I know some of you will tottally hate for making these sttements, but I am willing to take that risk. For me the TN-blessing was really that I caught it so early that I had to come up with a strategy for managing a lifetime with it.

Thanks! Iam fully aware it can only last for so long, but I am still young, and so work really becoes a lifesaver. Luckily, I don't have other health problems. Once I get a job, I will start to demand disability adjustments to stay working as long as possible. Thankfully, in European academia, that is mostly made possible through EU regulations.

But distraction does not have to have anything to do with work. That is just my way. What I meant to sayis - seek the flow! It is a blissful state to not think about pain.For me, choir practice is another thing that keeps me in the moment and forgettting about everything else. I have to change my immersion tactics, because my previously preferred distractions (video games and exciting films, and books) have become triggers. But other things are great too, and especially things that get you into a no-pain atmosphere. I had the best evening baking cupcakes with a friend's kids the other night. And tonight I talked an hour on the phone to one of my besties. I think we chronic pain sufferers do lose our motivation sometimes. I know I do. However, I have increasingly come to understand how important it is to not dig down too deep. (sorry spelling mistakes, my e-reader sucks but is the only way I get online)

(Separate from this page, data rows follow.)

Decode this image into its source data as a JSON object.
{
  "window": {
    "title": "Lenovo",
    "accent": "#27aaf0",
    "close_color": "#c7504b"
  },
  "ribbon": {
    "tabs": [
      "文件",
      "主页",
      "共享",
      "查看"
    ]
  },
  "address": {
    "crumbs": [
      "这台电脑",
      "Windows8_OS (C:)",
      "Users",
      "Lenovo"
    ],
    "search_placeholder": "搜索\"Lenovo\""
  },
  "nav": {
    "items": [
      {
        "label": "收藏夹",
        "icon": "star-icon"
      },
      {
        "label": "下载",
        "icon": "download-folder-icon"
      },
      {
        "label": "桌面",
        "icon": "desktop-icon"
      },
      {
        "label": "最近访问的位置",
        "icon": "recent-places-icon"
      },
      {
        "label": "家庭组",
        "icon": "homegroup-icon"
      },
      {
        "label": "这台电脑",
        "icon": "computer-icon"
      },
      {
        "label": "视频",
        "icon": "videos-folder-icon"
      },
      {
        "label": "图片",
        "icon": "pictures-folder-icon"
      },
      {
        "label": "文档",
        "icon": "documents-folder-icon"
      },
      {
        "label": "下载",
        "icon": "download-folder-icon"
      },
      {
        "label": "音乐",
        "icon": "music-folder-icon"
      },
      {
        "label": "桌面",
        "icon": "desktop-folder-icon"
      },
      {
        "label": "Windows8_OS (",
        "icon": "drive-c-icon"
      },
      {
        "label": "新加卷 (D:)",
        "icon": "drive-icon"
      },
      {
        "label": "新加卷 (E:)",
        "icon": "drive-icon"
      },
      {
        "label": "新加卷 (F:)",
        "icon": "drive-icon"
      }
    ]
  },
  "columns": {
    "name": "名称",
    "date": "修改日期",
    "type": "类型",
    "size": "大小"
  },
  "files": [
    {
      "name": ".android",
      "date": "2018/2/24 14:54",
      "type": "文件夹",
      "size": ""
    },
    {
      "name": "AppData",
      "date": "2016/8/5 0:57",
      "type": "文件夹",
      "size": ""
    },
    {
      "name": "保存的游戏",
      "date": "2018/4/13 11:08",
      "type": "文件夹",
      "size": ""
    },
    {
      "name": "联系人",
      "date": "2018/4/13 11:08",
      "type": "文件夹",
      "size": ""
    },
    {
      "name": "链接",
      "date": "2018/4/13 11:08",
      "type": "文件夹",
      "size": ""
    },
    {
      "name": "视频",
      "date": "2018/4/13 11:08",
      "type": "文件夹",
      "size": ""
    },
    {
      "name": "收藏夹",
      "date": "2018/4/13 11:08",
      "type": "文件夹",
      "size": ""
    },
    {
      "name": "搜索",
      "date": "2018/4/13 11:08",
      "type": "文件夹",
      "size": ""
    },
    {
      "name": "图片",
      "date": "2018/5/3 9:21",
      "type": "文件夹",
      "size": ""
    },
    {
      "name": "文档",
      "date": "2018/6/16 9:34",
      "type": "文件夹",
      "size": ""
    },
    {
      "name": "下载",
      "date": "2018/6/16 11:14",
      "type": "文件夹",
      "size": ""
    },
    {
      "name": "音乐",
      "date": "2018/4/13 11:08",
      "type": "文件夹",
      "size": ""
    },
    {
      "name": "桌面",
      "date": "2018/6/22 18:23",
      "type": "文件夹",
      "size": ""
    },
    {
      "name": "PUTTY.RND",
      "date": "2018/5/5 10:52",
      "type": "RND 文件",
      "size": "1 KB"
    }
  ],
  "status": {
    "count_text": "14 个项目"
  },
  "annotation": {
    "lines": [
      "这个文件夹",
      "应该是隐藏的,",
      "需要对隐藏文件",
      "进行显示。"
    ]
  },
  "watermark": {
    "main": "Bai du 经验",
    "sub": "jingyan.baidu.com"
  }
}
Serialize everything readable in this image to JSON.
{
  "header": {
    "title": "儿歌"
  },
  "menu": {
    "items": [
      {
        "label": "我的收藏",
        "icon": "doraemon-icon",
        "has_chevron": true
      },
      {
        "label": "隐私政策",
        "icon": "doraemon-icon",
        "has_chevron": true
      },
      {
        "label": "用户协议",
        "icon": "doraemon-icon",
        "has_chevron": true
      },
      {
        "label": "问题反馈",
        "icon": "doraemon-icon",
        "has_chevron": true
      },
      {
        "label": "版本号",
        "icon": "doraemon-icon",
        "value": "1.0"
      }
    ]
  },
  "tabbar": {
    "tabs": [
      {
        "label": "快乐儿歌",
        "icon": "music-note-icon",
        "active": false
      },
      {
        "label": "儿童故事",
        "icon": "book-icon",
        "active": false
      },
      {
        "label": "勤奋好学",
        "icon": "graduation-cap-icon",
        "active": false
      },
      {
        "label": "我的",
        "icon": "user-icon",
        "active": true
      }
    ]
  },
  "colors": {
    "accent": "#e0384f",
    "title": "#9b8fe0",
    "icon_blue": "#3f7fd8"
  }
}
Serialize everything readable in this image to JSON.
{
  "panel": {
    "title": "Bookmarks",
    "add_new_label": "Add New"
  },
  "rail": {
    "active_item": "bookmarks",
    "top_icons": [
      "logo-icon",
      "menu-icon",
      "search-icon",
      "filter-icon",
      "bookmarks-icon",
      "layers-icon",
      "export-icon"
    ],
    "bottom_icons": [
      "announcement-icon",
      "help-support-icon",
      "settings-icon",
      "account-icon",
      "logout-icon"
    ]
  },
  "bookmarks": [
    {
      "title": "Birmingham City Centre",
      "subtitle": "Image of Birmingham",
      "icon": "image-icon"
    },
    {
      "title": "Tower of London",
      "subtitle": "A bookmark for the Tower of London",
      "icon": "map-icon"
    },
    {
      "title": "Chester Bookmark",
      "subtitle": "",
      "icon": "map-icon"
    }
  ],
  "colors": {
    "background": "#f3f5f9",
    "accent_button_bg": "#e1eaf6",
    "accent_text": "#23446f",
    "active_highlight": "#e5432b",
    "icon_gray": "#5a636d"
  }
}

Have you read Flow: The Psychology of Optimal Experience by Mihaly Csikszentmihalyi? I did for my Education In Museums class, in college, and I really enjoyed it. With your focus on finding that flow I figured you would be familiar with his work. I love to paint, and sew to find those moments of flow in my free time. Positive social experiences can be great, I just have trouble finding them sometimes, but moving in with family and closer to many friends should help.




No, I havent read that, but am familiar with flow from music and sports.
The most important thing in my opinion, is to not juststop doing thingsas we become worse, but to find other ways to that (more or less) same end result.
Hobbies are great. Glad to hear you are moving closer to a social scene, I think even the most introvert of us are social beings! Meanwhile, painting must be a great way to have flow.